Bring a small pot of water to a boil; add kale. Remove from heat; let stand 4 minutes or until kale is bright green.
Meanwhile, heat a skillet over medium-high heat. Add oil, onion, pepper, and salt. Cook 10 minutes or until onion is caramelized, stirring frequently. Remove from heat; stir in vinegar, tossing to coat.
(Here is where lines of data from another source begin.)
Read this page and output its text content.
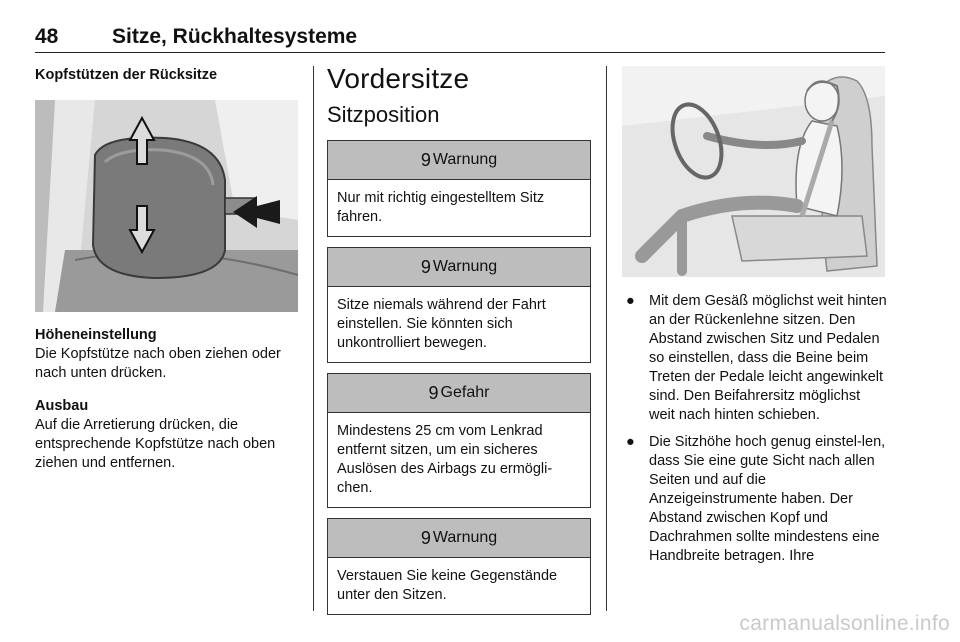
48	Sitze, Rückhaltesysteme
Kopfstützen der Rücksitze
Höheneinstellung

Die Kopfstütze nach oben ziehen oder nach unten drücken.

Ausbau

Auf die Arretierung drücken, die entsprechende Kopfstütze nach oben ziehen und entfernen.

Vordersitze
Sitzposition
9 Warnung
Nur mit richtig eingestelltem Sitz fahren.
9 Warnung
Sitze niemals während der Fahrt einstellen. Sie könnten sich unkontrolliert bewegen.
9 Gefahr
Mindestens 25 cm vom Lenkrad entfernt sitzen, um ein sicheres Auslösen des Airbags zu ermögli-chen.
9 Warnung
Verstauen Sie keine Gegenstände unter den Sitzen.
● Mit dem Gesäß möglichst weit hinten an der Rückenlehne sitzen. Den Abstand zwischen Sitz und Pedalen so einstellen, dass die Beine beim Treten der Pedale leicht angewinkelt sind. Den Beifahrersitz möglichst weit nach hinten schieben.
● Die Sitzhöhe hoch genug einstel-len, dass Sie eine gute Sicht nach allen Seiten und auf die Anzeigeinstrumente haben. Der Abstand zwischen Kopf und Dachrahmen sollte mindestens eine Handbreite betragen. Ihre
carmanualsonline.info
Heat a large nonstick skillet over medium heat. Lightly coat 1 side of each bread slice with cooking spray. Working with 2 slices at a time, arrange bread in pan, sprayed side down. Cook 1 1/2 minutes or until bread begins to brown. Sprinkle 1 tablespoon Parmesan on 1 bread slice in pan. Top with 1 kale leaf, one-fourth of onion mixture, and about 1/4 cup Mozzarella. Top with other toasted bread slice. Transfer sandwich to a baking sheet. Repeat procedure with remaining 6 bread slices, Parmesan, 3 kale leaves, onion mixture, and Mozzarella. Bake sandwiches at 300° for 5 minutes or until cheese melts.